C’è un momento, quando chiudi la portiera e il mondo resta fuori, in cui tutto cambia. Non hai ancora acceso il motore, non hai sfiorato il volante. Ma senti che l’auto non è più un oggetto: è uno spazio. Una stanza. Una promessa di isolamento e ascolto. E allora premi “play”.
Per Mazda, tutto questo non è magia, ma ingegneria acustica. Ed è un campo in cui, da Hiroshima, si lavora con la dedizione di chi scolpisce strumenti musicali, non solo automobili. A guidare questa visione è Hajime Wakamatsu, ingegnere audio che ha sviluppato, insieme al suo team, il progetto Mazda Harmonic Acoustics. E il risultato, per chi ha avuto modo di ascoltarlo davvero, è qualcosa di inaspettato.
L’arte dell’ascolto

Già, ma come possiamo “misurare” la bontà di un impianto audio? Ad “Armonie Mazda” abbiamo provato l’esperienza di una sala d’ascolto. No, non una concessionaria, e neanche una sala riunioni. Una vera sala, con impianto hi-fi, sedute in fila e silenzio assoluto. A guidare l’esperienza è Igor Fiorini, compositore, flautista, sound engineer, sound producer e divulgatore, che presenta una selezione di brani pensata per rivelare l’audio. Per insegnare ad ascoltare.
Ci sono bassi profondi, voci sussurrate, fiati ruvidi e archi trasparenti. Brani che riempiono l’aria come una nebbia cristallina. Ogni suono ha un suo posto, un suo peso, una distanza. È una lezione emotiva e tecnica. Una palestra per l’orecchio.

Poi, il passaggio: stessa musica, stessa sequenza, ma dentro una Mazda CX-60, ferma, con il sistema Harmonic Acoustics attivo. Le porte si chiudono. Il mondo sparisce. E la musica torna. In uno spazio stretto, asimmetrico, complesso. E lì, la sorpresa. Perché l’equilibrio regge. La scena sonora si ricostruisce. La voce è lì. I bassi non sbordano, gli alti non tagliano. Tutto è al suo posto.
La precisione dietro l’emozione

Chiudi gli occhi e ascolti. Il contrabbasso è lì, davanti a te. Le dita scorrono sulle corde. Il fiato nel sax, il respiro prima di un verso. Ma perché suona così bene, dentro un’auto? La risposta è nascosta in anni di studio e migliaia di scelte invisibili.
Mazda non si è limitata a montare un impianto di qualità. Ha fatto qualcosa di diverso: ha costruito un sistema audio integrato nel telaio, nei materiali, nella filosofia della vettura.
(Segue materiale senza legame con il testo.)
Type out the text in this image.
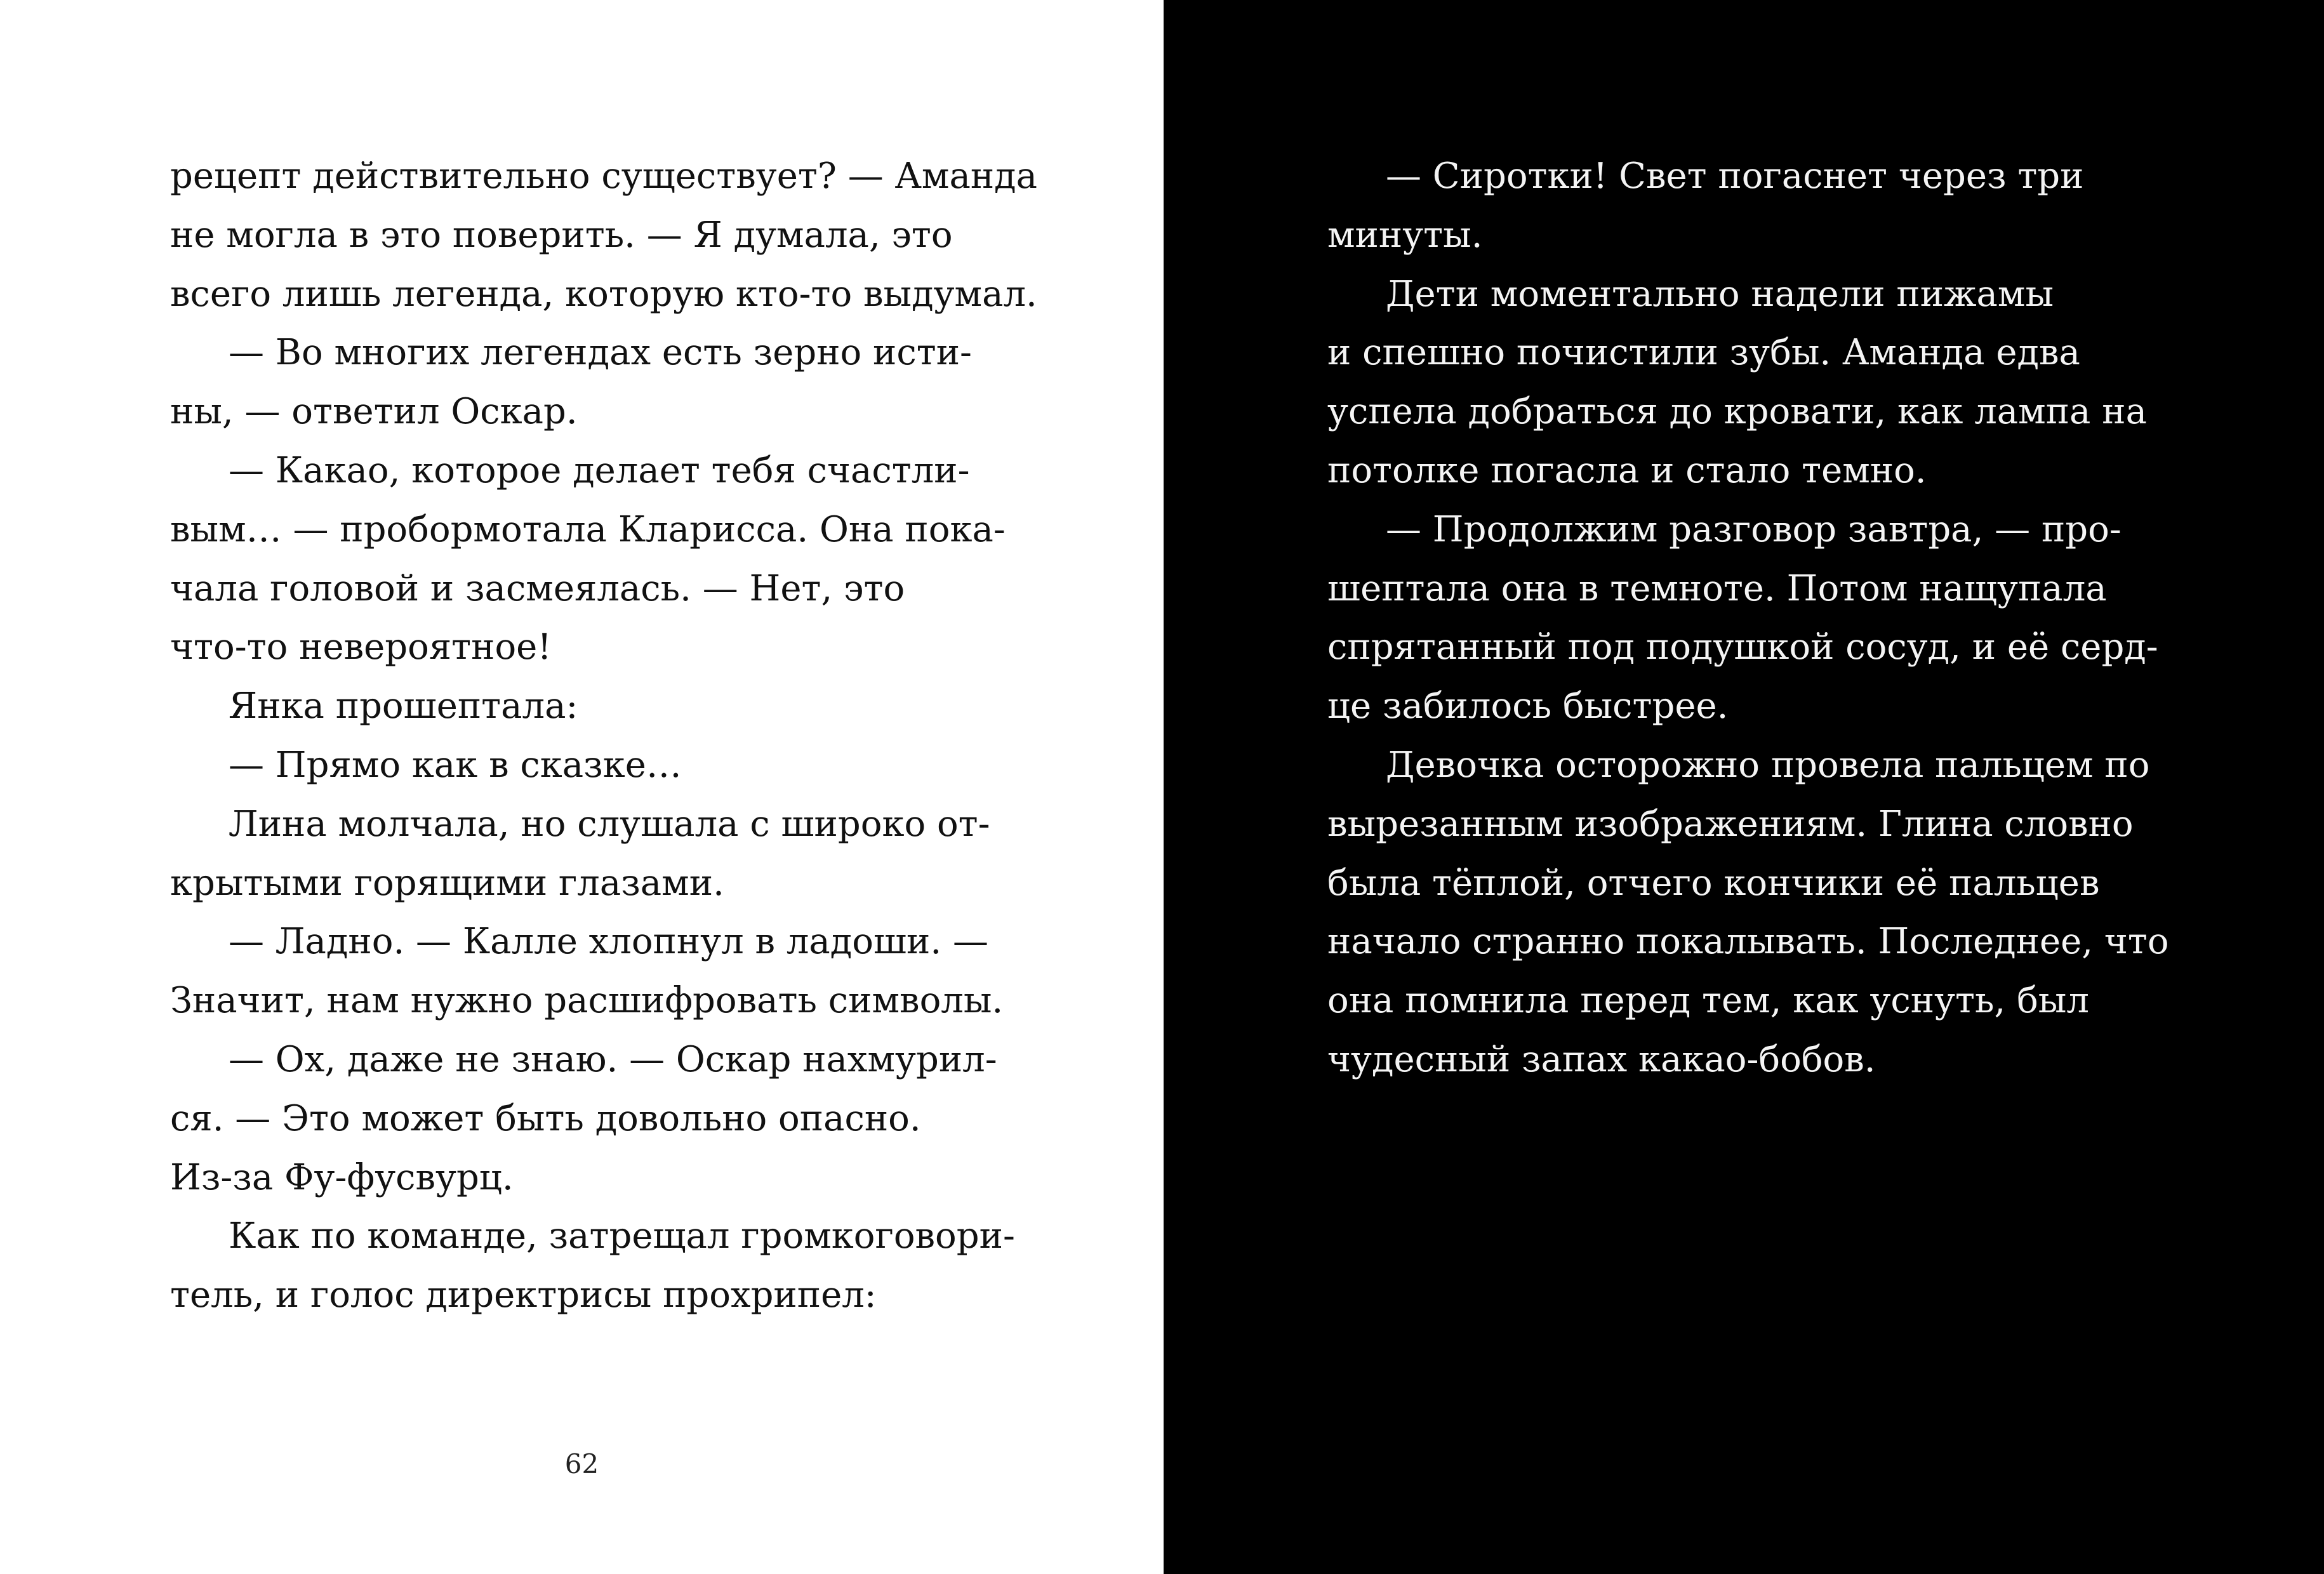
рецепт действительно существует? — Аманда
не могла в это поверить. — Я думала, это
всего лишь легенда, которую кто-то выдумал.
— Во многих легендах есть зерно исти-
ны, — ответил Оскар.
— Какао, которое делает тебя счастли-
вым… — пробормотала Кларисса. Она пока-
чала головой и засмеялась. — Нет, это
что-то невероятное!
Янка прошептала:
— Прямо как в сказке…
Лина молчала, но слушала с широко от-
крытыми горящими глазами.
— Ладно. — Калле хлопнул в ладоши. —
Значит, нам нужно расшифровать символы.
— Ох, даже не знаю. — Оскар нахмурил-
ся. — Это может быть довольно опасно.
Из-за Фу-фусвурц.
Как по команде, затрещал громкоговори-
тель, и голос директрисы прохрипел:
62
— Сиротки! Свет погаснет через три
минуты.
Дети моментально надели пижамы
и спешно почистили зубы. Аманда едва
успела добраться до кровати, как лампа на
потолке погасла и стало темно.
— Продолжим разговор завтра, — про-
шептала она в темноте. Потом нащупала
спрятанный под подушкой сосуд, и её серд-
це забилось быстрее.
Девочка осторожно провела пальцем по
вырезанным изображениям. Глина словно
была тёплой, отчего кончики её пальцев
начало странно покалывать. Последнее, что
она помнила перед тем, как уснуть, был
чудесный запах какао-бобов.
Il progetto Mazda Harmonic Acoustics nasce insieme all’auto, ne condivide le proporzioni e i volumi, e si modella su di essi come un archetto su un violino.

Prendiamo i woofer: non sono nelle portiere, ma nella paratia laterale anteriore, alloggiati in contenitori sigillati da 3 litri, disaccoppiati dalla carrozzeria. Così le vibrazioni non sporcano le basse frequenze, e il suono rimane asciutto, naturale, fisico.
I tweeter, invece, sono montati a filo con il montante A, inclinati verso l’interno dell’abitacolo, non verso chi ascolta. Una scelta controintuitiva? Solo in apparenza. Serve a creare una scena sonora stabile, in cui la voce resta al centro anche se ti muovi.

Il sistema è gestito da un amplificatore Mazda a 12 canali, privo di DSP invasivi. Nessun trucco, nessuna compressione forzata. La musica viene restituita con trasparenza, come se l’auto non volesse mai rubare la scena.
E poi c’è tutto il lavoro invisibile: materiali fonoassorbenti in portiere, tetto, pianale. Guarnizioni rinforzate. Vibrazioni meccaniche ridotte all’origine. Persino il rumore da rotolamento è controllato per non interferire. Non è solo questione di silenzio: è questione di purezza. Di non mettere niente tra te e il brano.
Wakamatsu con il suo team ha progettato questo sistema con lo stesso rigore con cui si accorda un’orchestra. Ogni dettaglio è lì per una ragione. Ogni scelta serve una cosa sola: non far sentire l’impianto. Far sentire la musica.
La memoria dell’ascolto

Quando esci dall’auto, dopo quell’ascolto, non hai nelle orecchie un effetto wow. Hai una presenza che ti manca. Come quando torni da un luogo dove tutto aveva senso, e ti accorgi che là fuori le cose suonano meno bene. Meno vere.
Mazda non ha costruito un impianto. Ha costruito una relazione tra spazio e suono. Tra corpo e musica. E lo ha fatto con la delicatezza dei grandi progettisti: quelli che non si notano, ma cambiano le cose. In silenzio. Come fanno solo gli strumenti ben accordati.